James, who played 40 minutes in L.A.'s loss in New Orleans on Saturday, was given the day off from practice Monday by Lakers coach Darvin Ham. Westbrook practiced but declined to speak to reporters.

"He's showing up, doing his job, being a professional. And that's all you can do for any of us," Ham said of Westbrook. "This is an unforgiving business ... dealing with rumors, different things happening. All you can do is put your head down and do your work and try to remain as professional as possible and he's done that."

Ham was asked if he had any response to James admitting he was disappointed that Irving was not coming to L.A.

"I only deal with Lakers business," Ham said. "I don't talk about what's going on with other teams. My hat's off to everybody that is trying to do what we're trying to do, and that's trying to make their team the best they can be."

Wilbon asked James to explain his tweet, "Maybe it's Me," sent hours after the Mavericks landed Irving on Sunday.

"It's all about accountability for me," James said of the tweet. "I'm always challenging myself, taking accountability for myself. I think your greatest challenge and your greatest enemy is the person that you look in the mirror. So I'm always just trying to take accountability for me. You know, what can I do better? How can I be better? Is there things I can do more? Is there things I can do to be greater at to not only help the ballclub and everybody all automatically think it's basketball, but it's in life in general.

"So it's always just, it's me talking to me and to holding myself comfortable."

James, 38, signed a two-year, $97.1 million extension with Los Angeles in the offseason that will keep him under contract through the 2024-25 season, should he pick up his option on the final year.

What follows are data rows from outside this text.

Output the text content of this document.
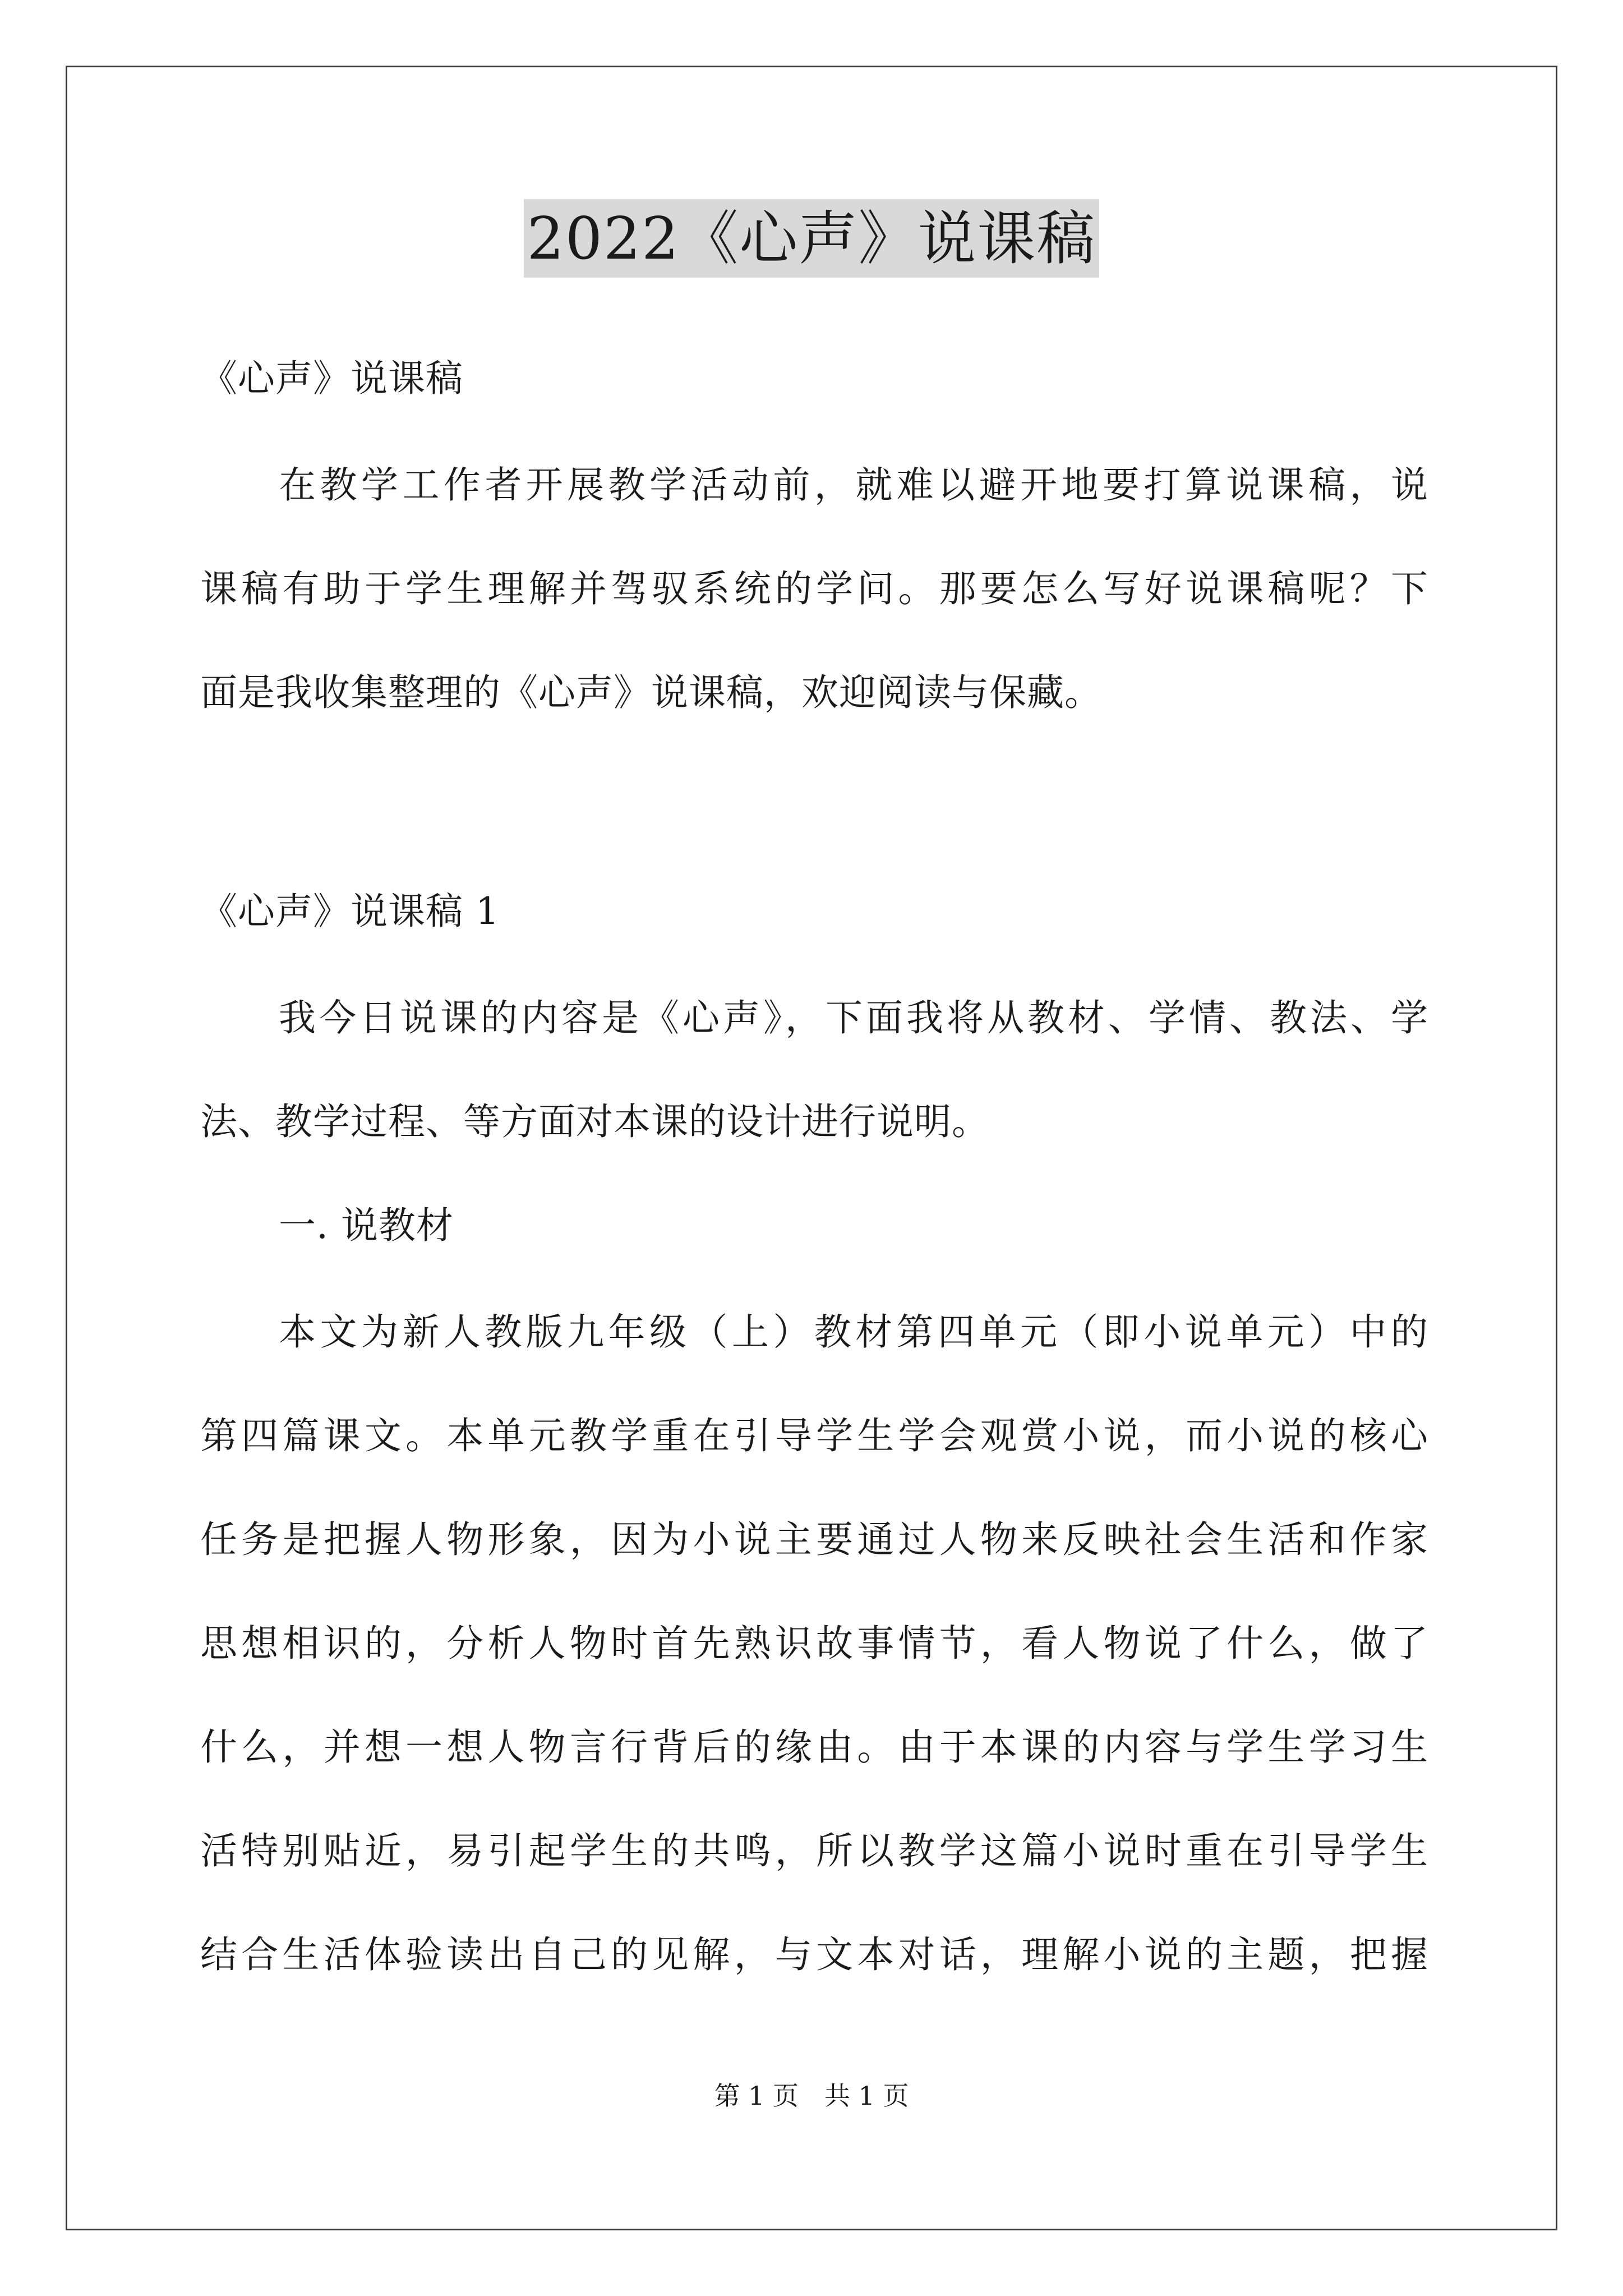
2022《心声》说课稿
《心声》说课稿
在教学工作者开展教学活动前，就难以避开地要打算说课稿，说
课稿有助于学生理解并驾驭系统的学问。那要怎么写好说课稿呢？下
面是我收集整理的《心声》说课稿，欢迎阅读与保藏。
《心声》说课稿 1
我今日说课的内容是《心声》，下面我将从教材、学情、教法、学
法、教学过程、等方面对本课的设计进行说明。
一. 说教材
本文为新人教版九年级（上）教材第四单元（即小说单元）中的
第四篇课文。本单元教学重在引导学生学会观赏小说，而小说的核心
任务是把握人物形象，因为小说主要通过人物来反映社会生活和作家
思想相识的，分析人物时首先熟识故事情节，看人物说了什么，做了
什么，并想一想人物言行背后的缘由。由于本课的内容与学生学习生
活特别贴近，易引起学生的共鸣，所以教学这篇小说时重在引导学生
结合生活体验读出自己的见解，与文本对话，理解小说的主题，把握
第 1 页　共 1 页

L.A. is currently 25-29, 13th in the Western Conference but only three games out of the No. 6 seed.

James admitted the toll the Lakers' struggles have taken on him, but promised resolve in getting the team back on track.

"Well, I mean for me it is challenging, but I'm 10 toes down so I understand that once I show up to work, or once I show up to the job description -- and that's being a leader of the ballclub every single day -- there's no [question for] me on what my mindset is," he said. "My mindset is how we can be great today and how we can maximize today for either the next game, for the next road trip, for next film session, for the next practice, for the next bus ride, plane ride.

"Like, I have that mentality of if we can maximize today, then it makes the next challenge that much more easy for us."